Apple just dropped a killer open-source visualization tool for embeddings — Embedding Atlas — and it’s surprisingly powerful for anyone working with large text+metadata datasets.
This reminds me of Nomic's Atlas, but I never got around to using it 😅
We’re talking real-time search, multi-million point rendering, and automatic clustering with labels.
One of their showcase examples visualizes ~200K wine reviews using embeddings + metadata like price, country, and tasting notes. And it is lightning fast even on my browser! No separate code needed!
It nails what most LLM devs need but often hack together:
✅ UMAP projections
✅ Faceted search across metadata (e.g. “country vs. price”)
✅ Hover + tooltip on raw points
✅ Interactive filters, histograms, and cluster overlays
✅ Cross-linked scatterplot + table views
Under the hood:
• Fast rendering using WebGPU (with WebGL fallback)
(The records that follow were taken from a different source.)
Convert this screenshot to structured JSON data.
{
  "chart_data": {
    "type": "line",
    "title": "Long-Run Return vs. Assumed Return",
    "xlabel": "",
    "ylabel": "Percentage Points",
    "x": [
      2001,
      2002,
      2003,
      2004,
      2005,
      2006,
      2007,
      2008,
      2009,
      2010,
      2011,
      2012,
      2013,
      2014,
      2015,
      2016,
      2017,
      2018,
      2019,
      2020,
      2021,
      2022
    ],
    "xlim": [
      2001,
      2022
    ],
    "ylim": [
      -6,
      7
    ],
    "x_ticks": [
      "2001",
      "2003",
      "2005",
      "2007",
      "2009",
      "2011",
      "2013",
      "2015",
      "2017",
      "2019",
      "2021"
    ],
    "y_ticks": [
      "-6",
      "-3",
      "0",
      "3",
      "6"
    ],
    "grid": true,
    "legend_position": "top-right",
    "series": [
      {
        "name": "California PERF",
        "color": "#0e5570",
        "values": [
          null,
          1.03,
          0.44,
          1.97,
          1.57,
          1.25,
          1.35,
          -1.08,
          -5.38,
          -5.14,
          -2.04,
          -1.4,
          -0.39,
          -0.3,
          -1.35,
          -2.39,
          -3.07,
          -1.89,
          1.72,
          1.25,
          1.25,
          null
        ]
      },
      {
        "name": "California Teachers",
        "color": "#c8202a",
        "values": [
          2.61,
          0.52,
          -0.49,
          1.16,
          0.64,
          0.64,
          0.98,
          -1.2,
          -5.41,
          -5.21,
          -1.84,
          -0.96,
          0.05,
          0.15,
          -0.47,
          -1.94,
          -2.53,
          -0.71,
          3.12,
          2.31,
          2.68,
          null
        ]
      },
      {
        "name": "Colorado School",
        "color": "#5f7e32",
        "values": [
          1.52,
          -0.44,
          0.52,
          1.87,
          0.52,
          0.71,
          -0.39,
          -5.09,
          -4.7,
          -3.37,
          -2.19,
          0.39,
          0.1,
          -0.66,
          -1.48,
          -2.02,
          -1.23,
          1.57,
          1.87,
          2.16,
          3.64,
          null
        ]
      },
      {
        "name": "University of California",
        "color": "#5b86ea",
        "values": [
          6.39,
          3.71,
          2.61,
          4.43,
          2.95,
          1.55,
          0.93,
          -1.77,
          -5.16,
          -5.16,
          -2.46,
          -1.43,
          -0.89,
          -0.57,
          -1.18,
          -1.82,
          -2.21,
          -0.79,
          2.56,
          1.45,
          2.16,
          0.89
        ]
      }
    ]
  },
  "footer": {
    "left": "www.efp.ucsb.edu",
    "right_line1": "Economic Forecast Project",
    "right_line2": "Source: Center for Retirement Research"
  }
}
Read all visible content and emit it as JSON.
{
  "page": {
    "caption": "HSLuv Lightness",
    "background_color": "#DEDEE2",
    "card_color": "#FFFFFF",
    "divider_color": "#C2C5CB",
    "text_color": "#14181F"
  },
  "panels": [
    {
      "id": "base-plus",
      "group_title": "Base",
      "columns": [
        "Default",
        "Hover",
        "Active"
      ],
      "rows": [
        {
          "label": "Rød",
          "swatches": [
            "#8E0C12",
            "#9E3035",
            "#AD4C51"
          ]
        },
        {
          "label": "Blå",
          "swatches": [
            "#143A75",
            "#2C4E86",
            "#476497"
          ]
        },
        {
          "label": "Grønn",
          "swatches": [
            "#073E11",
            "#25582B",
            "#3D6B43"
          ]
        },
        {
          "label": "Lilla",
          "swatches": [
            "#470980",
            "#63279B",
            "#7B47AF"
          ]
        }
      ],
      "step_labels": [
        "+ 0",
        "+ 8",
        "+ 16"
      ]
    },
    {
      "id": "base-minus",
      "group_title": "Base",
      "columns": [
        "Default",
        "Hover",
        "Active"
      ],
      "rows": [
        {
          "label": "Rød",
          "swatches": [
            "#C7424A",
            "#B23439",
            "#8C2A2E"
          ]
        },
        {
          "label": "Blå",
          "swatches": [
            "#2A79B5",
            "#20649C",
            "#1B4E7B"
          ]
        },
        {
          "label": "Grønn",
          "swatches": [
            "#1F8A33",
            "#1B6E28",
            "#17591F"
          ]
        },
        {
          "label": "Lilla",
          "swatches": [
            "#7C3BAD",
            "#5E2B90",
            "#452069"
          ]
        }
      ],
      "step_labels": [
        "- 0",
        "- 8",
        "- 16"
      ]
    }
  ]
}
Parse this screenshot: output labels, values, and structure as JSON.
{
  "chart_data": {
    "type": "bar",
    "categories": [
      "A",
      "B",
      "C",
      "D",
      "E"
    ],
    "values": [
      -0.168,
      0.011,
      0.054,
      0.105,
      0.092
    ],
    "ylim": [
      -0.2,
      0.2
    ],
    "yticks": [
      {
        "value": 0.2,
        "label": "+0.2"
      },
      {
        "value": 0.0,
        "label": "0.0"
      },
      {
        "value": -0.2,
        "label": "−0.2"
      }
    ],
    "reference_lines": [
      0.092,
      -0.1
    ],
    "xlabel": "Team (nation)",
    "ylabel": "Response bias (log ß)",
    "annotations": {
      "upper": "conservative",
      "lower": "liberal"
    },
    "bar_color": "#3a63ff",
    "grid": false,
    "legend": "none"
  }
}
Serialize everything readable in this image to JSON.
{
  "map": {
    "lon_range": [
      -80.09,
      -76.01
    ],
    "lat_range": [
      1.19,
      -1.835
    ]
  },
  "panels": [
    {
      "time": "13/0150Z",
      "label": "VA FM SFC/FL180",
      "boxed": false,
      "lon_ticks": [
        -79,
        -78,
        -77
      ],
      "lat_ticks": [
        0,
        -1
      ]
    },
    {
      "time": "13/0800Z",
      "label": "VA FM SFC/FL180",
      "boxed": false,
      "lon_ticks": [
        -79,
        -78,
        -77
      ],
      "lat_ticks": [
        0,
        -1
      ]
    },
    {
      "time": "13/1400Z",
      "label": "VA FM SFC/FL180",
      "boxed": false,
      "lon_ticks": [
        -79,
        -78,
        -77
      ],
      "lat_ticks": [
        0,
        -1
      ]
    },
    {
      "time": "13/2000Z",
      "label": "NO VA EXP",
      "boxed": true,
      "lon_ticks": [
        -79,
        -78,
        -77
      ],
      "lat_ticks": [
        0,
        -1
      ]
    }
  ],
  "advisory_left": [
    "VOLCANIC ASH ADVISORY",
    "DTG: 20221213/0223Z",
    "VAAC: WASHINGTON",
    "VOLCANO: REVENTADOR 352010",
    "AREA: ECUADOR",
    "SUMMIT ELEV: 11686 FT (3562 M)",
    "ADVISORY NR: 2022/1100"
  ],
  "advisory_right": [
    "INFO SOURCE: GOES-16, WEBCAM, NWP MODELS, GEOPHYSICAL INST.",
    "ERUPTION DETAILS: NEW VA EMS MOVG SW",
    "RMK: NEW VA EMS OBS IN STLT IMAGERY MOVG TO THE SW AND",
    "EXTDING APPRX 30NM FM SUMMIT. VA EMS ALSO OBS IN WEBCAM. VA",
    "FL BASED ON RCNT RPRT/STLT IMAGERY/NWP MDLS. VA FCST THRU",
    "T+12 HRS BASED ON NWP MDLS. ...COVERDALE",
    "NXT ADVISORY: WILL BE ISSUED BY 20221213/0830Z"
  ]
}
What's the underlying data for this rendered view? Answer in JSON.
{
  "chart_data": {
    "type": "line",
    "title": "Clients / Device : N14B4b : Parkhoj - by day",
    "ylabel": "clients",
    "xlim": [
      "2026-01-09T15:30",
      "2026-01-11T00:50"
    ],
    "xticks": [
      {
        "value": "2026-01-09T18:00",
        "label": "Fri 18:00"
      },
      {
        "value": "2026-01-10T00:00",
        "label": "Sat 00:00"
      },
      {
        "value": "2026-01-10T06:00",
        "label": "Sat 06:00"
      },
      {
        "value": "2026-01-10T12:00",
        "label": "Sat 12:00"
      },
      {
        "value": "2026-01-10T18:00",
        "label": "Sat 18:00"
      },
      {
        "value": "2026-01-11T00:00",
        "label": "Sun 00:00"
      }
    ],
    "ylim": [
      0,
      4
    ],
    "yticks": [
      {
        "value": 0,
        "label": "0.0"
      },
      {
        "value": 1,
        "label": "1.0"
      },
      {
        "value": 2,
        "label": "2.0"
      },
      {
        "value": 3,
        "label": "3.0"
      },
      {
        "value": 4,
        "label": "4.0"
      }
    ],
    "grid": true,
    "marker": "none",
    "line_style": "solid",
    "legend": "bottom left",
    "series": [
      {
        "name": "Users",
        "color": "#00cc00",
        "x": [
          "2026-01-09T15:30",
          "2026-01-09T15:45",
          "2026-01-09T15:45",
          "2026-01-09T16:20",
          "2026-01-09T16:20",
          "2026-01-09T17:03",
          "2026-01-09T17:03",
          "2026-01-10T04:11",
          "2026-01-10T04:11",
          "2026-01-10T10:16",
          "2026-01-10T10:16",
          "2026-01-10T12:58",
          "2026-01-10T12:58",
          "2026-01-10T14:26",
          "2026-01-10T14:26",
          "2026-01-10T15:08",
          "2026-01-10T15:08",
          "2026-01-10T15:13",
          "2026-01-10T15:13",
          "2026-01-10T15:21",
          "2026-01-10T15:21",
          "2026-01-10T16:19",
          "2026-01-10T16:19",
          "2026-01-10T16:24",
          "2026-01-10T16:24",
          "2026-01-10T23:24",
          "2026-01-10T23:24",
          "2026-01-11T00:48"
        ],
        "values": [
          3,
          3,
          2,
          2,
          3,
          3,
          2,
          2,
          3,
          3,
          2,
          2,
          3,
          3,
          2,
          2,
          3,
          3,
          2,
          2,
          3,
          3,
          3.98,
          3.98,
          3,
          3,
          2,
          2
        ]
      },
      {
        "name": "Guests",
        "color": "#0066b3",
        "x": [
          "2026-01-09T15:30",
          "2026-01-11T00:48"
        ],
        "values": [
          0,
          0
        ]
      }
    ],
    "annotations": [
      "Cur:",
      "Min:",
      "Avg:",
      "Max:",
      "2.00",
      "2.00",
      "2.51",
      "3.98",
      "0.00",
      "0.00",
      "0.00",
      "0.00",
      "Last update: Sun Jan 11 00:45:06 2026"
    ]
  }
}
• Embedding-based semantic similarity search
• Kernel density contours for spotting clusters or outliers
You just upload your .jsonl or .csv with text + vector + metadata. It handles the rest: clustering, labeling, UI layout, everything.
This feels like the LLM-native version of Tableau — but optimized for text, chat and modern data needs
If you’re building RAG evals, search tuning, clustering explainability, or even dataset audits — this could be your new favorite tool.